Look closely at this detail from a basket. Do you see one man or two woven together? Can you make out what looks maybe like words printed on some woven strips? Are you curious to learn more? Audiences who came to The Trout Gallery last year to see this and other baskets by Eastern Band Cherokee artist Shan Goshorn sure were. I’ve worked at The Trout Gallery for about six years now, and I have to admit I’d never seen our visitors so intent on figuring out what they were looking at.
Form and content. Form and content. A carefully-planned relationship between these two things lies at the center of just about every really great work of art. In fact, it’s sort of the tenet of Art History 101 that you can’t truly understand a work of art until you have this relationship pretty well sorted out. In this story, I’d like to share with you my experience of how a seemingly simple choice, the medium of a work of art, transformed how people responded to its content.
This basket, Two Views, features a photograph of Carlisle Indian School student Tom Torlino. The basket is woven together using a traditional Cherokee weaving technique, but the material is not traditional–it is paper. And printed on this paper are words, colors, and two photographs of Tom Torlino, one taken when he first arrived at Carlisle Indian School and another after he’d been at the school for some time. Goshorn played with different weaves to create the image that appears on the final basket. Depending on how the strands are woven, Tom’s appearance changes in subtle ways. Here is the study Goshorn made while she was preparing to make this basket (this study hasn’t been professionally photographed yet, so thanks to our Collection Manager James Bowman for snapping it for me during one of his regular Corona vault-checks):
The basket presents a composite image of Tom, merging his pre-and-post-assimilation appearances (featured in the two roundels under the woven strips above) into one.
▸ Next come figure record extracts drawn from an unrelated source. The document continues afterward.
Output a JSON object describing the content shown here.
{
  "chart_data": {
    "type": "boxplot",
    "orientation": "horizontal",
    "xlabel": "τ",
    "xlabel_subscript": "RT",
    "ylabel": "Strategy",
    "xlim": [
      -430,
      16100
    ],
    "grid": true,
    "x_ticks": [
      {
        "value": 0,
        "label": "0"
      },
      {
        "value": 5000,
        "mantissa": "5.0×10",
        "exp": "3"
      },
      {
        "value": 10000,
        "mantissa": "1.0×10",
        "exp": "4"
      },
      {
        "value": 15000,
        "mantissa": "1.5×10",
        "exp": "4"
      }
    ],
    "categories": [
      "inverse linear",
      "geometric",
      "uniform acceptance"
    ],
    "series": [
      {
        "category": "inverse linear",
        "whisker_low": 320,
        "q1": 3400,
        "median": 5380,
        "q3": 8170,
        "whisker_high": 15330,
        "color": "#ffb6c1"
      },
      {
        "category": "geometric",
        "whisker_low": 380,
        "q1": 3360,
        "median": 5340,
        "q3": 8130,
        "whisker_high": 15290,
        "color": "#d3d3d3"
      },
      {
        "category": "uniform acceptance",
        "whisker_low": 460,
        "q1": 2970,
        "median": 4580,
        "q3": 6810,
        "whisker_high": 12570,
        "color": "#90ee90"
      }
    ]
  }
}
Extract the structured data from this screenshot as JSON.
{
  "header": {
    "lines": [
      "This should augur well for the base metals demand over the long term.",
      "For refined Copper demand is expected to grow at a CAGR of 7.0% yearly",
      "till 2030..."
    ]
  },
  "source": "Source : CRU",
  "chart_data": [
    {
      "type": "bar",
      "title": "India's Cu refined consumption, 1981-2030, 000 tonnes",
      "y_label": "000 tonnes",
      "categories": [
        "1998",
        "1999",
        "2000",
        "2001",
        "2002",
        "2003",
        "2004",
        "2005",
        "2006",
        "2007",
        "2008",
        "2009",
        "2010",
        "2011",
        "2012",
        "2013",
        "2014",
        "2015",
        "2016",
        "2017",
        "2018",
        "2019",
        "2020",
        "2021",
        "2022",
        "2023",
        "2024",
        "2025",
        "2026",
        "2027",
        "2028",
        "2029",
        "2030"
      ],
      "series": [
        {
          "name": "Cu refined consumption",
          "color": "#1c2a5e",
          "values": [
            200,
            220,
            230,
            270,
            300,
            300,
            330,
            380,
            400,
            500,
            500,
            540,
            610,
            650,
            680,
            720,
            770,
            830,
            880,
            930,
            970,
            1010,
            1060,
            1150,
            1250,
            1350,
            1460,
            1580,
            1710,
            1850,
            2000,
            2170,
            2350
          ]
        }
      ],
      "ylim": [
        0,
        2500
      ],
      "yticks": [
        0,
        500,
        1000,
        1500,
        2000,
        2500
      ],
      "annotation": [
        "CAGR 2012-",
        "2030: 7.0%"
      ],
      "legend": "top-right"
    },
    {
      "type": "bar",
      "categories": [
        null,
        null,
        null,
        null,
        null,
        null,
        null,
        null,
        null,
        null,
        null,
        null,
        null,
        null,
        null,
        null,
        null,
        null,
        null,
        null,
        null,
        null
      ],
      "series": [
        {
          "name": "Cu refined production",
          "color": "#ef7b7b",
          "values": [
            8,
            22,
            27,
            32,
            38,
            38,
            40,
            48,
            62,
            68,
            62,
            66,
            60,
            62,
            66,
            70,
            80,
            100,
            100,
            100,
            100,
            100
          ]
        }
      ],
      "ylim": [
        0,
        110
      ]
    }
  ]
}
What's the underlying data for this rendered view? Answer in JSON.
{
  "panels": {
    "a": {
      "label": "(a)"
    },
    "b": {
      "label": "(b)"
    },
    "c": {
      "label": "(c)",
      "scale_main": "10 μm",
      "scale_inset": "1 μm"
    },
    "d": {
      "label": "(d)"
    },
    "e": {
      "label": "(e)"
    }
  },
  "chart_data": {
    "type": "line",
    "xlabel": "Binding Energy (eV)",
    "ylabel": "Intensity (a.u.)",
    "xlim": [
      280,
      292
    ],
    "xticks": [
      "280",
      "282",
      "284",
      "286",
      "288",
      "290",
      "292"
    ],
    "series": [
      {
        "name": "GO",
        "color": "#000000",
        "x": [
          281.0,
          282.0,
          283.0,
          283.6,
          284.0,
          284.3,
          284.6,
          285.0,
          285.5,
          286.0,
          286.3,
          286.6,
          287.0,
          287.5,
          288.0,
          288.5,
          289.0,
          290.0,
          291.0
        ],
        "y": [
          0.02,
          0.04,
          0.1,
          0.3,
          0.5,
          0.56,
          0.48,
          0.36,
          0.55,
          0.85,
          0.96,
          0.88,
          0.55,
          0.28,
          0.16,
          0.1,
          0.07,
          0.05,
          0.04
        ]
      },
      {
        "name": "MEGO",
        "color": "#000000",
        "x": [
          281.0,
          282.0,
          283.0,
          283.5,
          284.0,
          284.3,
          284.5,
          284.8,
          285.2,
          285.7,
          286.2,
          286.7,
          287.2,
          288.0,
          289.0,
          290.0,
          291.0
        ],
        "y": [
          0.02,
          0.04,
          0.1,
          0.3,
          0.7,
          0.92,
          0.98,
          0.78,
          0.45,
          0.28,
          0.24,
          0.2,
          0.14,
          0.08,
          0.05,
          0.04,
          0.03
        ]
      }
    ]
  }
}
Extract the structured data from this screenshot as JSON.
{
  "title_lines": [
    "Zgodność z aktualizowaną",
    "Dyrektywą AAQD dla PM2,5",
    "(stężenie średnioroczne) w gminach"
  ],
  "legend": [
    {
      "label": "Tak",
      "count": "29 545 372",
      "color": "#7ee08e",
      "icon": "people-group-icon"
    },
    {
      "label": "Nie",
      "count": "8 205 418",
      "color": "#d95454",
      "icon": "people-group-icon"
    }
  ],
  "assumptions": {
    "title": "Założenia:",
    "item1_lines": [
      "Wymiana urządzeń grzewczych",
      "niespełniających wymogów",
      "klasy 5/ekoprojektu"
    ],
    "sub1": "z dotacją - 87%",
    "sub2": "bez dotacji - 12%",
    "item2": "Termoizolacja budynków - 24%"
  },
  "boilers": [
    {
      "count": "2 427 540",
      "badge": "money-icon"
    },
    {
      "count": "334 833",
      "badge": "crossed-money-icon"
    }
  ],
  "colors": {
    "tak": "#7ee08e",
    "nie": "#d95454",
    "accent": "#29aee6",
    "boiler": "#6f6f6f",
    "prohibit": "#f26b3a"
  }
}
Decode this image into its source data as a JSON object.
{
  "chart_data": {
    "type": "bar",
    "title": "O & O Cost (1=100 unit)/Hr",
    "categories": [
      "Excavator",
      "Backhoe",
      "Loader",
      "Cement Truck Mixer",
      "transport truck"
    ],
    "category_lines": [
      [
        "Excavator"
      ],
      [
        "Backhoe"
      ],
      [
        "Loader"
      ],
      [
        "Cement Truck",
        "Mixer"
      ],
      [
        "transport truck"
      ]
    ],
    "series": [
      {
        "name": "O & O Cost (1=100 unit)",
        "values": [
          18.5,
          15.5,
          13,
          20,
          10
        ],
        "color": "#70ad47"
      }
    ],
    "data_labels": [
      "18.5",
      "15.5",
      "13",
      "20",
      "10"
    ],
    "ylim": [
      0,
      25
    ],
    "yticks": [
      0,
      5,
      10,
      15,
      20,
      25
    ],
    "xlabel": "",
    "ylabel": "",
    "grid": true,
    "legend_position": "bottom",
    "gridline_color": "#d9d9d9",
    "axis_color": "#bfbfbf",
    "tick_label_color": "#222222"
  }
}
The Carlisle Indian School, like many off-reservation boarding schools of its time, offered a curriculum that was built around the goal of assimilating Native Americans into white settler society. Many, if not most, of the students who attended these schools were forced to enroll due to unfair and harsh U.S. policies towards Native Americans. Goshorn’s own mother, grandmother, and adopted mother attended these boarding schools, and she has witnessed first-hand the damaging effects of these schools to Native American culture. Thus, issues of identity, cultural assimilation, and the lasting impact of U.S. government initiatives towards Native Americans are ones that she has thought about and worked with in her art for for some time. However, she hasn’t always had such success in getting her audiences to view and truly sit with her artwork. She attributes this primarily to her choice of medium.
Goshorn was a photographer and printmaker early in her career. Long the medium of protest, printmaking is known for its graphic boldness and ability to communicate political messages. However, when Goshorn created prints and photographs that addressed the longterm impact of US government policies towards Native Americans, she found that people either turned away, seemingly grappling with complicated feelings of culpability and shame, or became angered, perceiving an accusation in the works. Neither of these reactions were Shan’s goal. She wanted audiences to look closely, to truly understand, and by doing so to participate actively in what she saw as a potentially larger process of healing the damage done by past atrocities.
This is precisely what happened when Shan created her first basket. In her visit to Carlisle, Goshorn talked about how the material form of a basket itself invites conversation and discovery. The medium makes it ideal for educating and encouraging discussion about a very difficult subject because it is associated with a utilitarian function, it’s content is deciphered in bit-size chunks, and these chunks are pieced together through a process of slow looking. Watching this process happen was the magic I experienced during our exhibition of Goshorn’s baskets. Audiences leaned in, they asked so many questions, and they worked in groups and teams to point out details in each basket that might help them to build a deeper understanding of its central theme and historical reference points.
In this close-up detail, one can see that the individual splints of Two Views feature words in addition to colors. As Trout audiences came together around this basket, many noticed that the words were printed in some cases, and written in cursive in others. They also picked out individual words and began to piece together aspects of Torlino’s life as they deciphered text. This is because the tan splints feature Tom Torlino’s official Carlisle Indian school records while the red splints feature handwritten stories about Tom’s life passed down through his Navajo family and told by his oldest son, Francis. There are also scattered white, black, blue and yellow splints woven throughout the basket; these colors are sacred within Navajo culture. Printed on these colored splints are a Navajo prayer for well-being. The basket features a traditional Cherokee double-weave in a pattern called Black-birds eye. As a whole, the basket presents a nuanced view of Tom, one that invites viewers to discover on their own the meaning of this object.
And this basket works because the medium matters. Its form is the ideal vehicle for developing in viewers a complex, and nuanced understanding of Tom Torlino’s life as it relates to both history and the present.